Il a rappelé le physicien chilien Carlos Espinosa, inventeur du capteur de brouillard, un système également connu sous le nom de capteur de brouillard dont il a fait don dans les années 1980 du brevet à l'Organisation des Nations Unies pour l'éducation, la science et la culture (UNESCO) et qui consiste à récolter l'eau de le brouillard.

Ces capteurs de brouillard sont constitués de réseaux à mailles fines d'un entrelacement de fils et de fibres, appelés raschel, qui sont soulevés sur les pentes brumeuses pour capturer les gouttes d'eau en suspension, qui passent ensuite par de petites gouttières vers les réservoirs de stockage.

Ces systèmes, de plus en plus perfectionnés, fournissent de l'eau pour la consommation humaine et pour l'irrigation sur les terres en général à 600 mètres d'altitude depuis des décennies.

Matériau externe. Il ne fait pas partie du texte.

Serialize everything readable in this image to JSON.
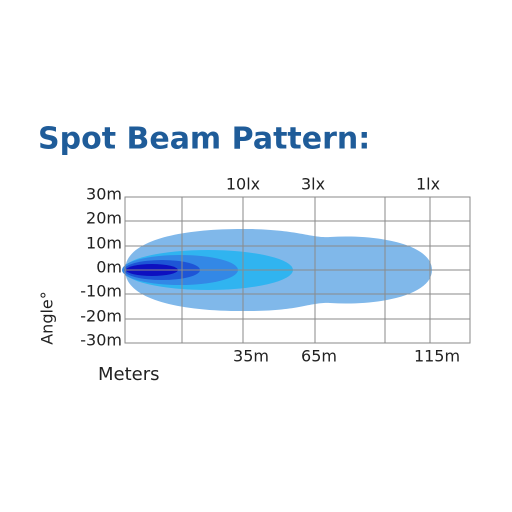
{
  "title": "Spot Beam Pattern:",
  "y_labels": [
    "30m",
    "20m",
    "10m",
    "0m",
    "-10m",
    "-20m",
    "-30m"
  ],
  "lux_labels": [
    "10lx",
    "3lx",
    "1lx"
  ],
  "distance_labels": [
    "35m",
    "65m",
    "115m"
  ],
  "y_axis_title": "Angle°",
  "x_axis_title": "Meters"
}
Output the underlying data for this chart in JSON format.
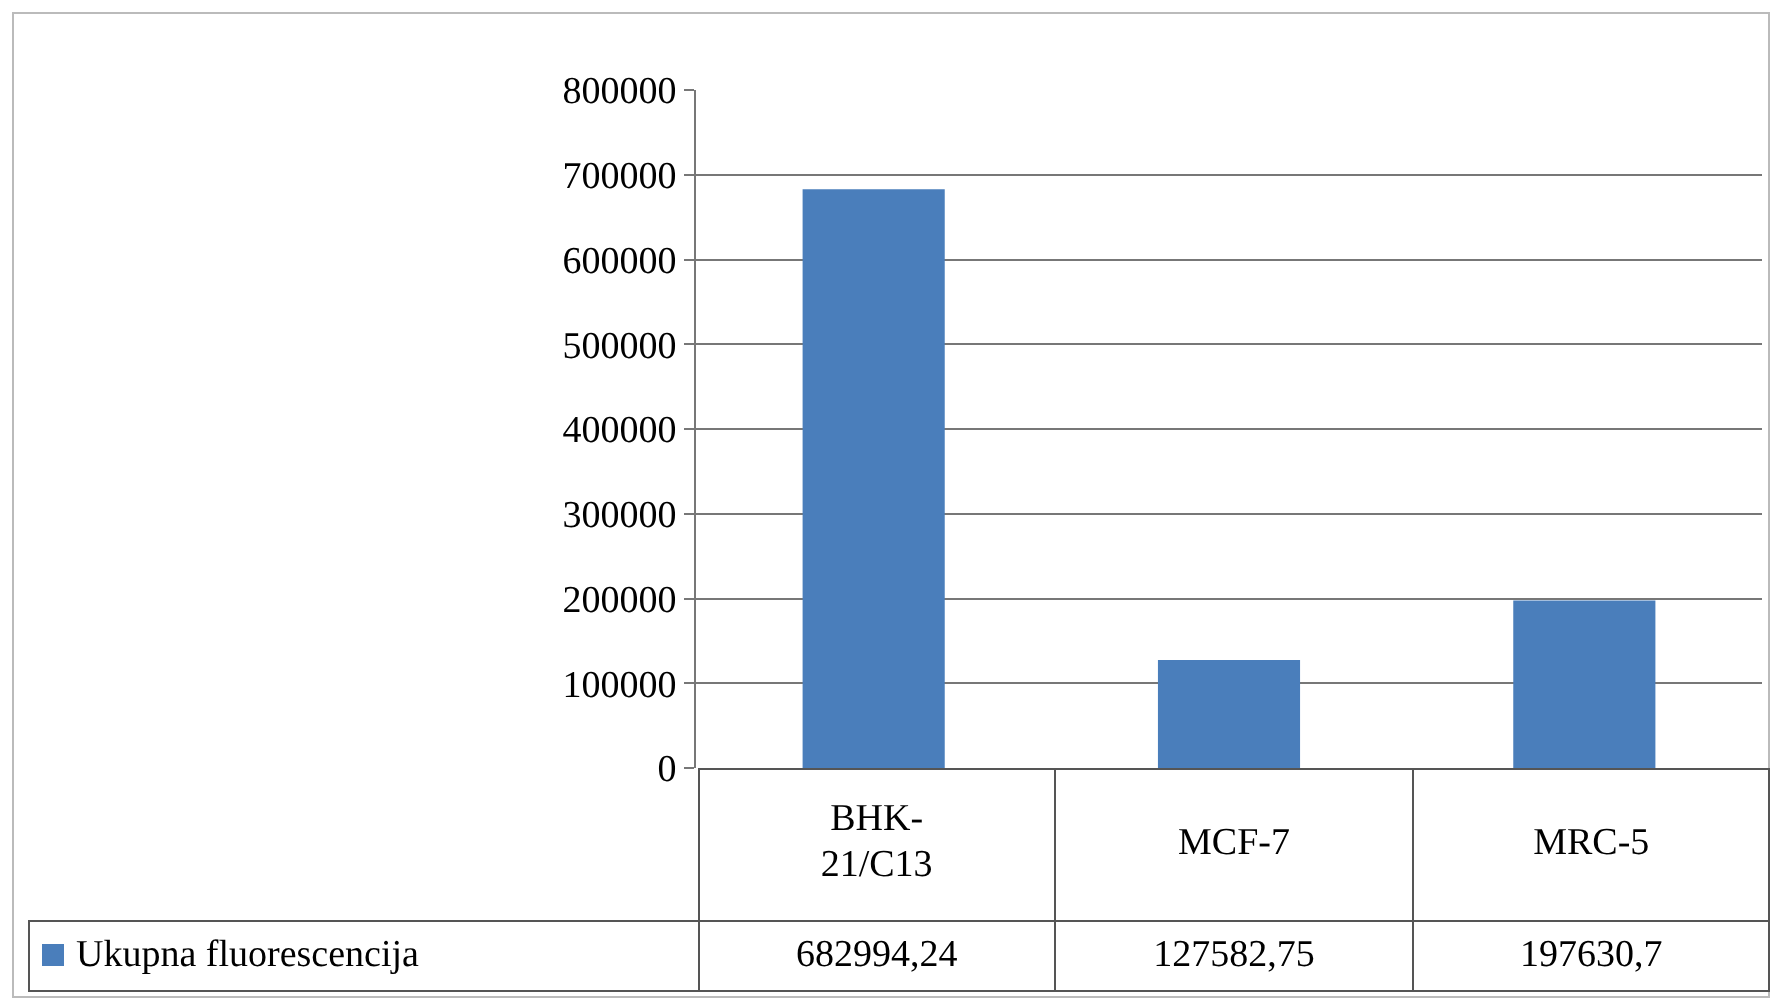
{
  "chart_data": {
    "type": "bar",
    "categories": [
      "BHK-21/C13",
      "MCF-7",
      "MRC-5"
    ],
    "series": [
      {
        "name": "Ukupna fluorescencija",
        "color": "#4a7ebb",
        "values": [
          682994.24,
          127582.75,
          197630.7
        ],
        "value_labels": [
          "682994,24",
          "127582,75",
          "197630,7"
        ]
      }
    ],
    "ylim": [
      0,
      800000
    ],
    "yticks": [
      0,
      100000,
      200000,
      300000,
      400000,
      500000,
      600000,
      700000,
      800000
    ],
    "grid": "y",
    "tick_labels": "y"
  }
}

Dans la réserve écologique du Cerro Grande, propriété de Peña Blanca, la Fundación un Alto en el Desierto a installé 24 capteurs de brouillard et un centre d'étude du brouillard.

«Là, la moyenne quotidienne de l'eau de brouillard est de six litres par mètre cube de maille raschel et 35% d'ombre. Etant donné qu'ils ont une dimension de neuf mètres carrés, nous avons un bassin versant de 216 mètres, ce qui donne 1 296 litres d'eau par jour », a déclaré Schneider.

Il a expliqué que "cette eau est principalement utilisée pour le reboisement et la restauration écologique, le brassage de la bière, l'eau potable pour les animaux et en cas de sécheresse sévère pour la consommation humaine".

"C'est aussi un élément éducatif car des milliers d'enfants ont visité les capteurs de brouillard, les transformant en une salle de classe en plein air contre la désertification", at-il souligné.

Il a ajouté qu'il existe un grand potentiel de brouillard de Papudo, sur la côte centrale chilienne, à Arica, dans l'extrême nord de ce pays, qui n'a pas été utilisé au profit des communautés côtières qui ont des problèmes d'accès et de qualité de l'eau.

Eduardo Rodríguez, directeur régional de Conaf à Coquimbo, a déclaré à IPS que tous les programmes de la société visent à lutter contre la désertification, dont un contre les incendies de forêt, qui ont désormais de meilleurs indicateurs.

"Cependant, nous avons des problèmes de boisement car nous n'avons pas encore d'instrument de promotion qui nous permette d'augmenter le boisement, le reboisement et la revégétalisation d'une région dégradée il y a pratiquement un siècle et demi", a-t-il admis.